We have since tested my entire family for this mutation and syndrome. The unwelcome news is a LOT of us have it. The good news is that no one else has cancer. (AGAIN KNOCKS ON WOOD)
Every doctor I spoke with had a different opinion on how relevant this mutation is to my care. And as such it has been helpful, mostly, in my decisions about treatment options—like how often to get scans and how much to weigh the risk of secondary cancers—and across my overall lifestyle choices.
Looking Ahead
I hope to outsmart this disease (and all current statistics) and live to within spitting distance of 80. And as such I know I will end up doing a range of treatments. But I also know my lifespan will be the aggregated amount of time each treatment gives me, minus any life-threatening side effects from any given treatment.
And so, while currently going strong, I’m also always learning about new studies, trials, and approaches.
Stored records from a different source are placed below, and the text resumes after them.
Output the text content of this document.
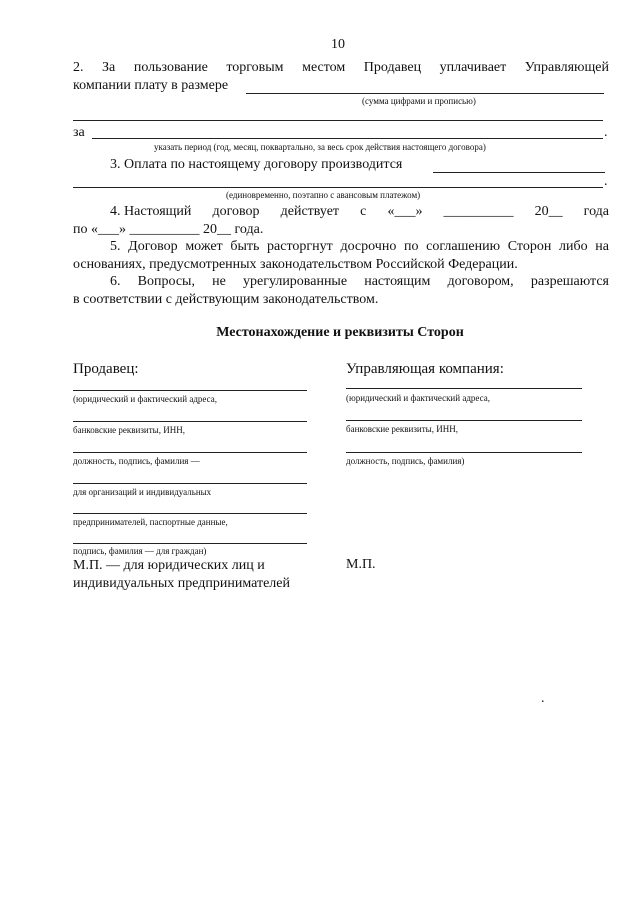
10
2. За пользование торговым местом Продавец уплачивает Управляющей
компании плату в размере
(сумма цифрами и прописью)
за	.
указать период (год, месяц, поквартально, за весь срок действия настоящего договора)
3. Оплата по настоящему договору производится
.
(единовременно, поэтапно с авансовым платежом)
4. Настоящий договор действует с «___» __________ 20__ года
по «___» __________ 20__ года.
5. Договор может быть расторгнут досрочно по соглашению Сторон либо на
основаниях, предусмотренных законодательством Российской Федерации.
6. Вопросы, не урегулированные настоящим договором, разрешаются
в соответствии с действующим законодательством.
Местонахождение и реквизиты Сторон
Продавец:
(юридический и фактический адреса,
банковские реквизиты, ИНН,
должность, подпись, фамилия —
для организаций и индивидуальных
предпринимателей, паспортные данные,
подпись, фамилия — для граждан)
М.П. — для юридических лиц и
индивидуальных предпринимателей
Управляющая компания:
(юридический и фактический адреса,
банковские реквизиты, ИНН,
должность, подпись, фамилия)
М.П.
.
Right now that looks like additional “non-toxic” treatments; while I remain hopeful the Lenvima and Keytruda combination will remain effective for a while, my next interest is at the gene level, specifically the DLL3 studies that would help deliver treatment to my tumors directly (if they test DLL3 positive—common in people with neuroendocrine tumors, but not yet tested on my own pathology).
Which is to say I am here, four years post-diagnosis, still not cured but stronger than ever, and looking at an ever-growing list of treatment options to help control these unwelcome, misbehaving cells in my otherwise very loved body.
PS: As a compliment to the above treatments I also integrate consistent exercise, a mostly pescatarian zero alcohol diet, acupuncture, psychotherapy, and career change choices into my life to be the healthiest, happiest version of myself. Our disease is not punishment for any wrong choices, but seeking care for the “whole self” is a critical part of sustaining through the medical journeys we walk. For me this has included personal (non-oncology) providers and seeking care at USCF’s Osher Center for Integrative Health and Psycho-Oncology departments.